The Creditor's Place in the Bankruptcy Process
The point of bankruptcy is to give the debtor a chance at a fresh start, but that doesn’t mean that creditors aren’t entitled to try and collect what’s owed to them. This article will look at what creditors in bankruptcy can do to maximize their rights.
Limits of the Automatic Stay
The automatic stay is one of the most powerful tools the bankruptcy debtor has at his disposal. It stops collection efforts dead in their tracks and punishes those creditors who persist by fining them. However, the automatic stay is not absolute. There are several actions which the automatic stay will not stop. These include:
- Actions to collect child support or determine paternity.

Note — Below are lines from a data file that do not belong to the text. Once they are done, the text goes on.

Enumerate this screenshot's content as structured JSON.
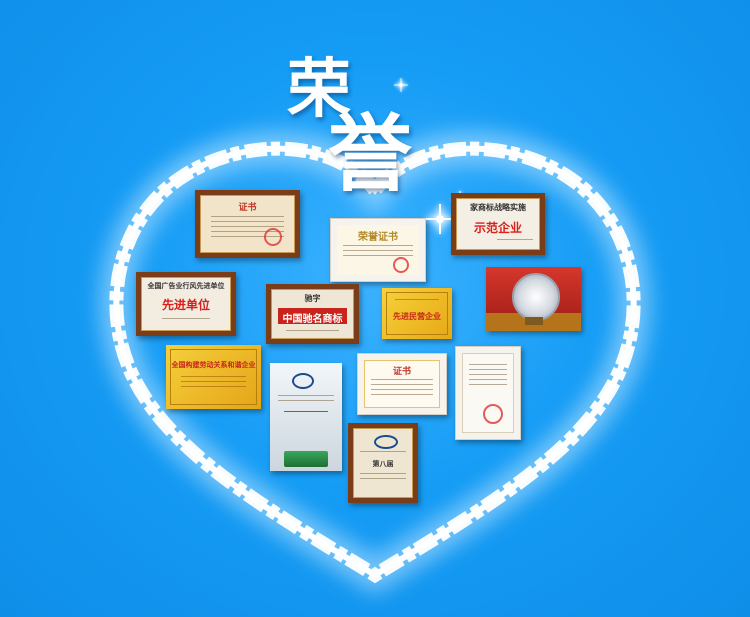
{
  "title": {
    "char1": "荣",
    "char2": "誉"
  },
  "colors": {
    "background": "#159cf5",
    "heart": "#ffffff",
    "wood": "#7b3d17",
    "red_text": "#d8201c"
  },
  "certificates": [
    {
      "text": "证书"
    },
    {
      "text": "荣誉证书"
    },
    {
      "text": "家商标战略实施",
      "subtext": "示范企业"
    },
    {
      "text": "全国广告业行风先进单位",
      "subtext": "先进单位"
    },
    {
      "text": "驰字",
      "subtext": "中国驰名商标"
    },
    {
      "text": "先进民营企业"
    },
    {
      "text": "全国构建劳动关系和谐企业"
    },
    {
      "text": "证书"
    },
    {
      "text": "第八届"
    }
  ]
}
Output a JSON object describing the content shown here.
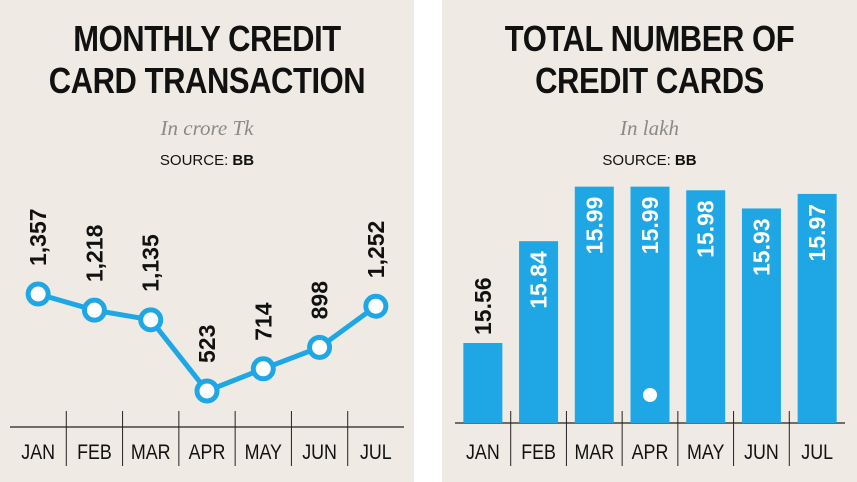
{
  "left": {
    "title_line1": "MONTHLY CREDIT",
    "title_line2": "CARD TRANSACTION",
    "unit": "In crore Tk",
    "source_label": "SOURCE:",
    "source_value": "BB"
  },
  "right": {
    "title_line1": "TOTAL NUMBER OF",
    "title_line2": "CREDIT CARDS",
    "unit": "In lakh",
    "source_label": "SOURCE:",
    "source_value": "BB"
  },
  "colors": {
    "accent": "#1ea7e4",
    "background": "#efebe4",
    "text": "#111111",
    "unit_text": "#8a8a8a"
  },
  "chart_data": [
    {
      "type": "line",
      "title": "MONTHLY CREDIT CARD TRANSACTION",
      "subtitle": "In crore Tk",
      "source": "BB",
      "categories": [
        "JAN",
        "FEB",
        "MAR",
        "APR",
        "MAY",
        "JUN",
        "JUL"
      ],
      "values": [
        1357,
        1218,
        1135,
        523,
        714,
        898,
        1252
      ],
      "value_labels": [
        "1,357",
        "1,218",
        "1,135",
        "523",
        "714",
        "898",
        "1,252"
      ],
      "ylim": [
        400,
        1500
      ],
      "grid": false,
      "color": "#1ea7e4"
    },
    {
      "type": "bar",
      "title": "TOTAL NUMBER OF CREDIT CARDS",
      "subtitle": "In lakh",
      "source": "BB",
      "categories": [
        "JAN",
        "FEB",
        "MAR",
        "APR",
        "MAY",
        "JUN",
        "JUL"
      ],
      "values": [
        15.56,
        15.84,
        15.99,
        15.99,
        15.98,
        15.93,
        15.97
      ],
      "value_labels": [
        "15.56",
        "15.84",
        "15.99",
        "15.99",
        "15.98",
        "15.93",
        "15.97"
      ],
      "ylim": [
        15.34,
        16.0
      ],
      "grid": false,
      "color": "#1ea7e4"
    }
  ]
}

- Actions to collect alimony.
- Criminal proceedings filed against the debtor.
- Evictions from residential rental property if the eviction order has already been signed.
- Suspension of driver's licenses.
- Suspension of professional licenses.
- Assessments of taxes or audits.
Types of Debts
A creditor’s chances of being repaid often depend on the type of debt they are trying to collect. A general rule is that creditors have a better chance of getting repaid for a secured debt than for an unsecured debt. A secured debt is a debt in which the creditor maintains some kind of interest in the property at issue. A mortgage is a secured debt because the creditor maintains an interest on the house. A car loan is a secured debt because the creditor maintains an interest in the automobile. Unsecured debts are those where credit is extended without taking any collateral to secure that credit. Credit card debt is probably the most common type of unsecured debt.
If a creditor has an unsecured debt in bankruptcy, they will be repaid when the property in which they have an interest is sold, assuming that selling the property factors into the repayment plan or Chapter 7 liquidation. If the creditor has an unsecured debt, they stand much less of a chance of collecting on it.
Dismissing a Bankruptcy Case For Fraud
Sometimes, debtors make mistakes when they file for bankruptcy. Whether intentional or not, these mistakes can provide grounds to try and get the case dismissed or to exempt a certain debt from the protection of the automatic stay. Some of the most common reasons for attacking a bankruptcy case include:
- Preferential Transfers. If a debtor transferred assets to a creditor within 90 days before he filed for bankruptcy and as a result that creditor is better off than they would have been under Chapter 7 bankruptcy, the transfer is deemed a preferential transfer. The court assumes that preferential transfers are done to give certain creditors an unfair advantage over other creditors, and the bankruptcy trustee can nullify, or avoid, the transfer to again render the asset available for redistribution.
- Fraudulent Transfers. If a debtor transferred ownership of property to another with the intent to delay the collection process within two years of filing for bankruptcy, the transfer can be found to be a fraudulent transfer and avoided by the trustee. The two-year time limit may change depending on the state in which the bankruptcy has been filed.
- Bad Faith. If a creditor has been less than straightforward, responsible, and honest in filing their bankruptcy petition, they can be found to have acted in bad faith and the case can be dismissed. Making preferential or fraudulent transfers are both evidence of bad faith, as is trying to make a deal with one creditor in bankruptcy to the detriment of others.
The Creditor’s Place on a Chapter 11 Committee
In Chapter 11 bankruptcy, the bankruptcy trustee must assemble a committee of creditors who try to work with the debtor to make a repayment plan that satisfies all parties. This committee gets to vote on any repayment plan the debtor may submit and can use their influence to overrule it. Furthermore, if the debtor does not submit a repayment plan within 120 days after filing for Chapter 11 bankruptcy, the creditors may submit their own repayment plan.